What is worse is Cronin’s characterisation of Synge’s roots as ‘the narrowest, most bigoted, bible-thumping, proselytizing, peasant-despising while yet peasant-exploiting kind of Protestant, ascendancy, landlord stock’. This is a travesty of the truth and reveals class ignorance of a truly monumental degree, as well as an ignorance of the Synges.

The third essay of substance is Fintan O’Toole’s ‘A Gallous Story’, which gives due credit to the impact of Gary Hynes on our modern appreciation of Synge and provides a valuable contextual analysis of her work. He presents the political circumstances during the time she was working towards her interpretation of The Playboy and then of the other plays. He appears to subscribe to the editorial idea of the book, that somehow this was new and revelatory: ‘It announced that someone who had seemed defunct was riotously alive’. That is not my own personal recall of Synge from the 1950s up to the time about which O’Toole writes. Synge was always riotously alive. Productions were sometimes flawed. But then Gary Hynes’s Deirdre is flawed. And I am not sure that the rhetorical question posed by O’Toole when he asks, ‘What was the national mood of Ireland in the late 1970s and early 1980s?’ can be satisfactorily answered or answered to general agreement ever. It leads on to the linking of Synge with the IRA, the hunger Strikers, Charles Haughey and the instability of government in that period.

Marina Carr imagines a dialogue between Synge and Chekov. Vincent Woods writes a diary about himself in Paris, thinking of Synge. Roddy Doyle tells us what a doddle teaching Synge is compared with other writers. And there are other pieces by Mary O’Malley, Anne Enright, Joseph O’Connor, Hugo Hamilton and Sebastian Barry. None of the contributors seems to reveal any real love of Synge or any special desire to celebrate him.

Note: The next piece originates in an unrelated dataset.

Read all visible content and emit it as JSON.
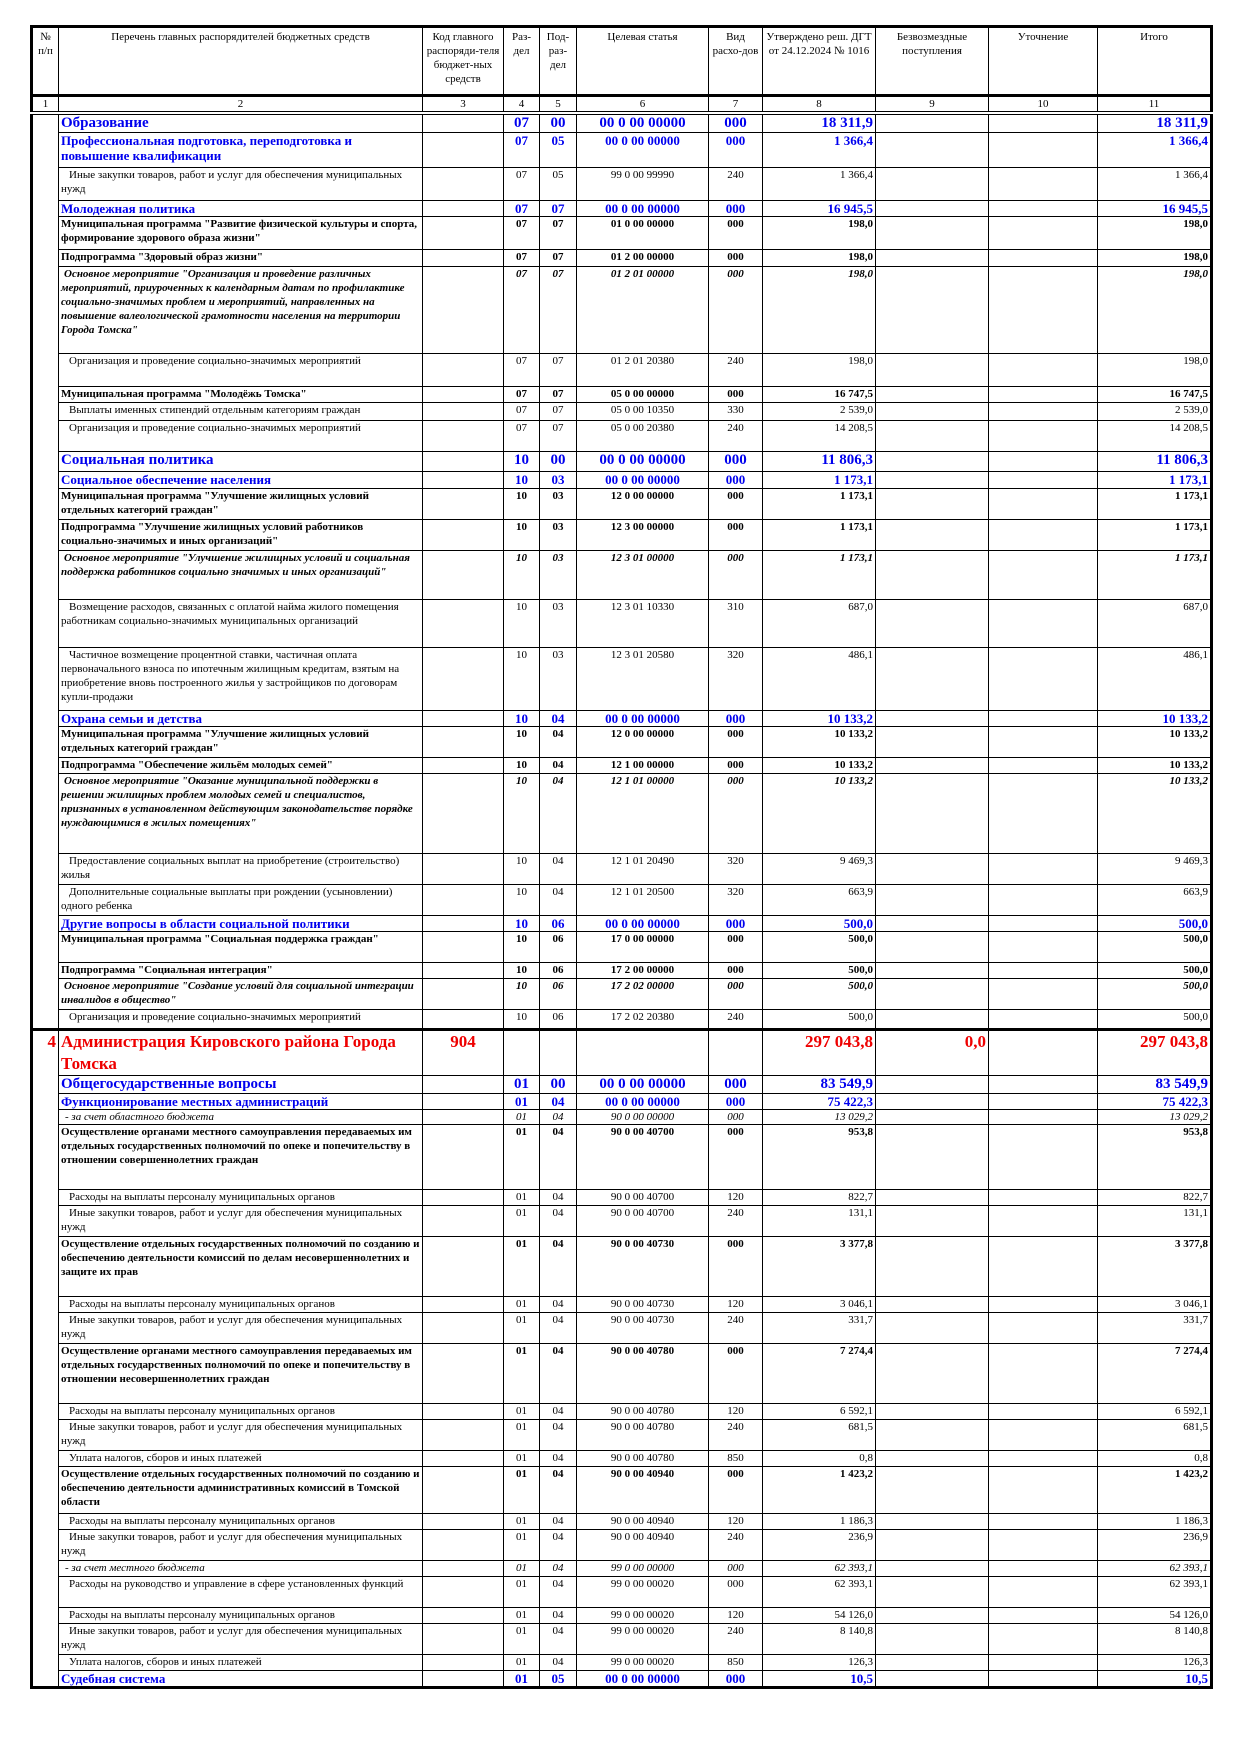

Synge was a solemn, thoughtful, brooding man. He dragged comedy out of a wracked heart. He was unhappy and he suffered greatly. Two very substantial artists who truly understood him – Jack Yeats and George Moore – are not mentioned from one end of the book to the other, yet both wrote affectionately and with deep understanding of this man of genius. The names of others who did no such thing are liberally scattered throughout. Moore and Jack Yeats, unlike his brother, set a standard in celebrating Synge’s short life. It has not been followed here.